Eredità: che fare se i fratelli non vogliono vendere? Fonte: (www.StudioCataldi.it)

Non sempre gestire un'eredità è cosa agevole. Se, spesso, i beni che spettano a uno o a un altro erede sono assegnati dal de cuius attraverso il testamento o sono agevolmente divisibili, altrettanto spesso accade che il "patrimonio ereditario" resti indiviso e non sia neanche facilmente separabile. 

Con la conseguenza che il rischio di liti in famiglia è tutt'altro che remoto né di rara verificazione.

Si pensi, ad esempio, al caso in cui l'eredità sia costituita da un immobile da dividere tra due (o più) fratelli e tra di loro non vi sia accordo sulla destinazione da dare al bene ereditato. 

Se l'eredità è accettata, su tale bene si viene a creare una vera e propria comunione, regolamentata dalle norme che disciplinano in via generale tale istituto e che, se necessario, può anche essere sciolta. 

Nel dettaglio, lo scioglimento può avvenire, innanzitutto, attraverso un accordo tra tutti i condividenti. 

Si tratta, di certo, della strada più agevolmente percorribile, ma che presuppone, ovviamente, la volontà comune di tutti i coeredi, formalizzata attraverso la stipula di un contratto.

Cosa fare, invece, se i coeredi non riescono a trovare un accordo sulla destinazione da dare all'eredità comune? 



Divisione giudiziale
In tal caso è possibile ricorrere alla divisione giudiziale, che, sulla base di quanto previsto dall'articolo 713 del codice civile, può essere sempre domandata da ciascun coerede.

Si tratta di un diritto imprescrittibile che può, tuttavia, essere limitato innanzitutto dal testatore.

In particolare, quest'ultimo può stabilire che, nel caso in cui vi siano eredi minorenni, la divisione non possa avere luogo prima che sia trascorso un anno dal compimento della maggiore età da parte del più piccolo.
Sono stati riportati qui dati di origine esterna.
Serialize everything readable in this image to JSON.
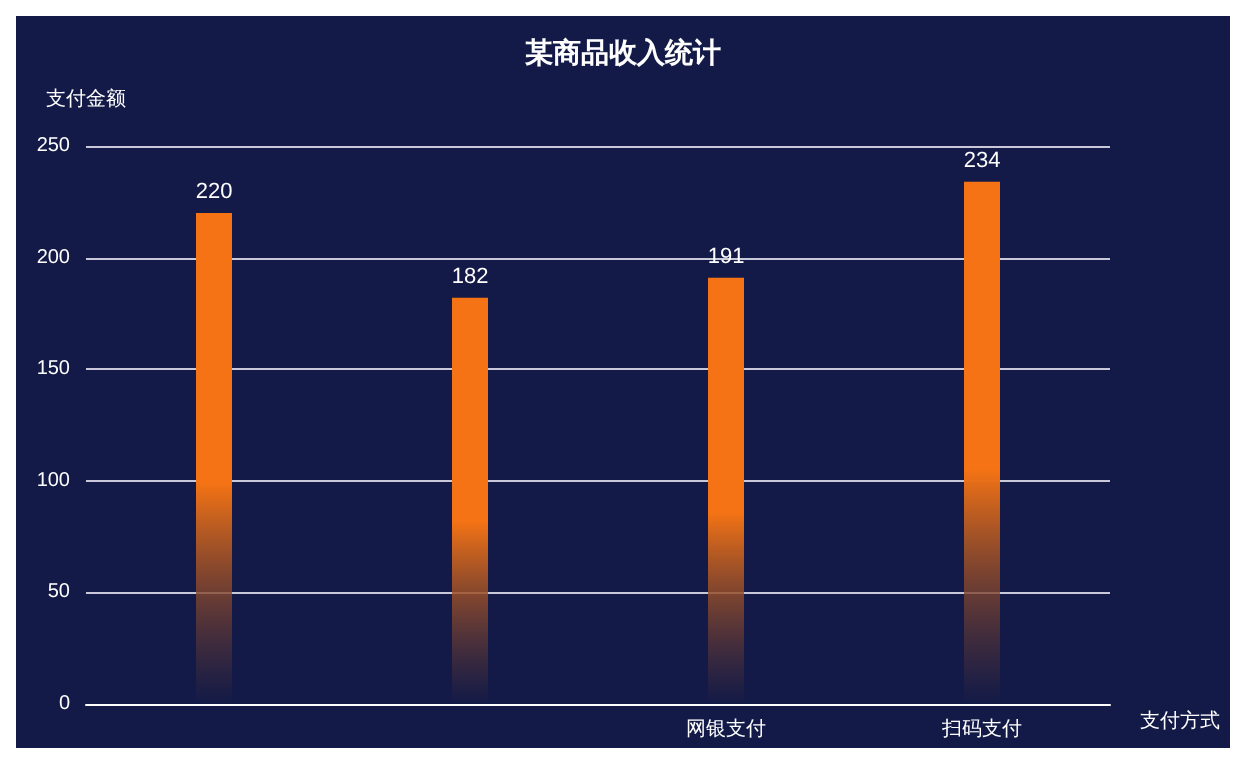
{
  "chart_data": {
    "type": "bar",
    "title": "某商品收入统计",
    "xlabel": "支付方式",
    "ylabel": "支付金额",
    "categories": [
      null,
      null,
      "网银支付",
      "扫码支付"
    ],
    "values": [
      220,
      182,
      191,
      234
    ],
    "color": "#f57314",
    "ylim": [
      0,
      250
    ],
    "yticks": [
      0,
      50,
      100,
      150,
      200,
      250
    ],
    "grid": "y",
    "data_labels": true
  }
}
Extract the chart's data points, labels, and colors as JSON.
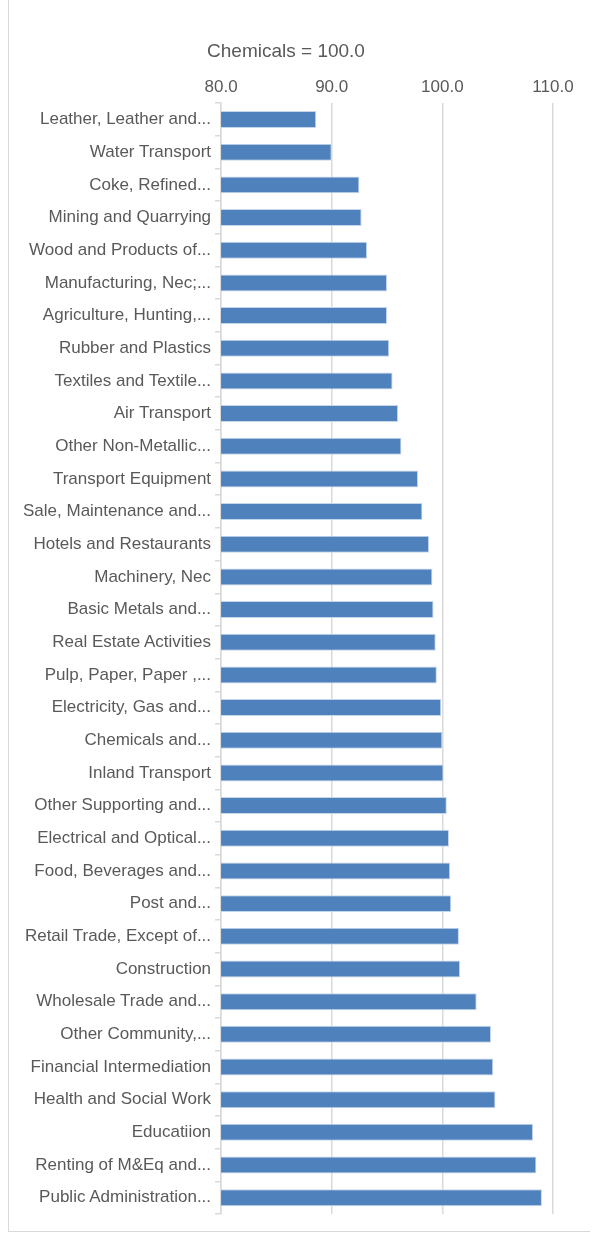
{
  "chart_data": {
    "type": "bar",
    "orientation": "horizontal",
    "title": "Chemicals = 100.0",
    "categories": [
      "Leather, Leather and...",
      "Water Transport",
      "Coke, Refined...",
      "Mining and Quarrying",
      "Wood and Products of...",
      "Manufacturing, Nec;...",
      "Agriculture, Hunting,...",
      "Rubber and Plastics",
      "Textiles and Textile...",
      "Air Transport",
      "Other Non-Metallic...",
      "Transport Equipment",
      "Sale, Maintenance and...",
      "Hotels and Restaurants",
      "Machinery, Nec",
      "Basic Metals and...",
      "Real Estate Activities",
      "Pulp, Paper, Paper ,...",
      "Electricity, Gas and...",
      "Chemicals and...",
      "Inland Transport",
      "Other Supporting and...",
      "Electrical and Optical...",
      "Food, Beverages and...",
      "Post and...",
      "Retail Trade, Except of...",
      "Construction",
      "Wholesale Trade and...",
      "Other Community,...",
      "Financial Intermediation",
      "Health and Social Work",
      "Educatiion",
      "Renting of M&Eq and...",
      "Public Administration..."
    ],
    "values": [
      88.6,
      90.0,
      92.5,
      92.7,
      93.2,
      95.0,
      95.0,
      95.2,
      95.5,
      96.0,
      96.3,
      97.8,
      98.2,
      98.8,
      99.1,
      99.2,
      99.4,
      99.5,
      99.9,
      100.0,
      100.1,
      100.4,
      100.6,
      100.7,
      100.8,
      101.5,
      101.6,
      103.1,
      104.4,
      104.6,
      104.8,
      108.2,
      108.5,
      109.0
    ],
    "color": "#4f81bd",
    "xlim": [
      80,
      110
    ],
    "xticks": [
      {
        "value": 80,
        "label": "80.0"
      },
      {
        "value": 90,
        "label": "90.0"
      },
      {
        "value": 100,
        "label": "100.0"
      },
      {
        "value": 110,
        "label": "110.0"
      }
    ],
    "grid": "x",
    "legend": false
  }
}
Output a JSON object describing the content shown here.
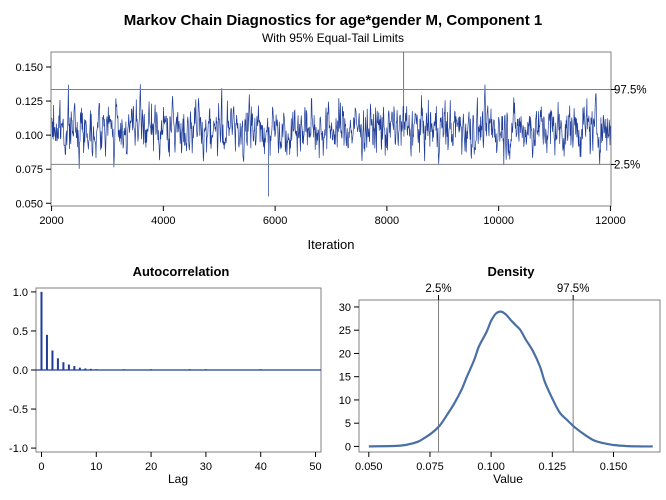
{
  "figure": {
    "title": "Markov Chain Diagnostics for age*gender M, Component 1",
    "subtitle": "With 95% Equal-Tail Limits"
  },
  "chart_data": [
    {
      "type": "line",
      "name": "trace",
      "xlabel": "Iteration",
      "ylabel": "",
      "xlim": [
        1990,
        12010
      ],
      "ylim": [
        0.048,
        0.161
      ],
      "xticks": [
        2000,
        4000,
        6000,
        8000,
        10000,
        12000
      ],
      "xtick_labels": [
        "2000",
        "4000",
        "6000",
        "8000",
        "10000",
        "12000"
      ],
      "yticks": [
        0.05,
        0.075,
        0.1,
        0.125,
        0.15
      ],
      "ytick_labels": [
        "0.050",
        "0.075",
        "0.100",
        "0.125",
        "0.150"
      ],
      "grid": false,
      "series_color": "#1f3d99",
      "mean": 0.105,
      "typical_band": [
        0.079,
        0.133
      ],
      "observed_range": [
        0.055,
        0.161
      ],
      "iterations": [
        2001,
        12000
      ],
      "reference_lines": [
        {
          "label": "97.5%",
          "y": 0.1335
        },
        {
          "label": "2.5%",
          "y": 0.0785
        }
      ]
    },
    {
      "type": "bar",
      "name": "autocorrelation",
      "title": "Autocorrelation",
      "xlabel": "Lag",
      "ylabel": "",
      "xlim": [
        -1,
        51
      ],
      "ylim": [
        -1.05,
        1.05
      ],
      "xticks": [
        0,
        10,
        20,
        30,
        40,
        50
      ],
      "xtick_labels": [
        "0",
        "10",
        "20",
        "30",
        "40",
        "50"
      ],
      "yticks": [
        -1.0,
        -0.5,
        0.0,
        0.5,
        1.0
      ],
      "ytick_labels": [
        "-1.0",
        "-0.5",
        "0.0",
        "0.5",
        "1.0"
      ],
      "grid": false,
      "series_color": "#1f3d99",
      "lags": [
        0,
        1,
        2,
        3,
        4,
        5,
        6,
        7,
        8,
        9,
        10,
        11,
        12,
        13,
        14,
        15,
        16,
        17,
        18,
        19,
        20,
        21,
        22,
        23,
        24,
        25,
        26,
        27,
        28,
        29,
        30,
        31,
        32,
        33,
        34,
        35,
        36,
        37,
        38,
        39,
        40,
        41,
        42,
        43,
        44,
        45,
        46,
        47,
        48,
        49,
        50
      ],
      "values": [
        1.0,
        0.45,
        0.25,
        0.15,
        0.1,
        0.07,
        0.05,
        0.03,
        0.02,
        0.015,
        0.01,
        0.0,
        0.0,
        0.005,
        -0.005,
        0.01,
        0.005,
        0.0,
        0.005,
        0.0,
        0.01,
        0.005,
        -0.005,
        0.005,
        0.0,
        0.0,
        0.005,
        0.01,
        0.0,
        -0.005,
        0.01,
        0.005,
        0.0,
        0.0,
        -0.005,
        0.005,
        0.0,
        0.005,
        0.0,
        0.005,
        0.01,
        0.0,
        -0.005,
        0.0,
        0.005,
        0.0,
        0.0,
        0.005,
        0.0,
        0.0,
        0.005
      ]
    },
    {
      "type": "line",
      "name": "density",
      "title": "Density",
      "xlabel": "Value",
      "ylabel": "",
      "xlim": [
        0.046,
        0.169
      ],
      "ylim": [
        -1.2,
        31.5
      ],
      "xticks": [
        0.05,
        0.075,
        0.1,
        0.125,
        0.15
      ],
      "xtick_labels": [
        "0.050",
        "0.075",
        "0.100",
        "0.125",
        "0.150"
      ],
      "yticks": [
        0,
        5,
        10,
        15,
        20,
        25,
        30
      ],
      "ytick_labels": [
        "0",
        "5",
        "10",
        "15",
        "20",
        "25",
        "30"
      ],
      "grid": false,
      "series_color": "#4a6fa5",
      "x": [
        0.05,
        0.06,
        0.065,
        0.07,
        0.073,
        0.076,
        0.079,
        0.082,
        0.085,
        0.088,
        0.09,
        0.093,
        0.095,
        0.098,
        0.1,
        0.102,
        0.104,
        0.106,
        0.108,
        0.11,
        0.112,
        0.114,
        0.117,
        0.12,
        0.122,
        0.125,
        0.128,
        0.131,
        0.134,
        0.138,
        0.142,
        0.146,
        0.15,
        0.155,
        0.16,
        0.166
      ],
      "y": [
        0.0,
        0.1,
        0.3,
        1.0,
        1.9,
        3.0,
        4.5,
        6.8,
        9.3,
        12.3,
        14.9,
        18.5,
        21.5,
        24.5,
        27.0,
        28.6,
        29.0,
        28.4,
        27.2,
        26.1,
        25.0,
        23.1,
        20.6,
        17.1,
        13.8,
        10.3,
        7.3,
        5.7,
        4.2,
        2.6,
        1.3,
        0.7,
        0.3,
        0.1,
        0.0,
        0.0
      ],
      "reference_lines": [
        {
          "label": "2.5%",
          "x": 0.0785
        },
        {
          "label": "97.5%",
          "x": 0.1335
        }
      ]
    }
  ]
}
Può poi stabilire che la divisione dell'eredità o di alcuni beni che la compongono non possa avere luogo prima che sia trascorso un determinato termine dalla sua morte, in ogni caso non eccedente i cinque anni.

Nel caso in cui ricorrano gravi circostanze, tuttavia, l'autorità giudiziaria può derogare alla volontà del testatore.

Oltre che nella volontà eventuale del testatore, la divisione dell'eredità trova un limite anche nel caso in cui tra i chiamati vi sia un concepito o nel caso in cui sia pendente un giudizio sull'accertamento della filiazione. Anche tale limite può, tuttavia, essere superato dall'autorità giudiziaria, che è legittimata ad autorizzare comunque la divisione, fissando le opportune cautele.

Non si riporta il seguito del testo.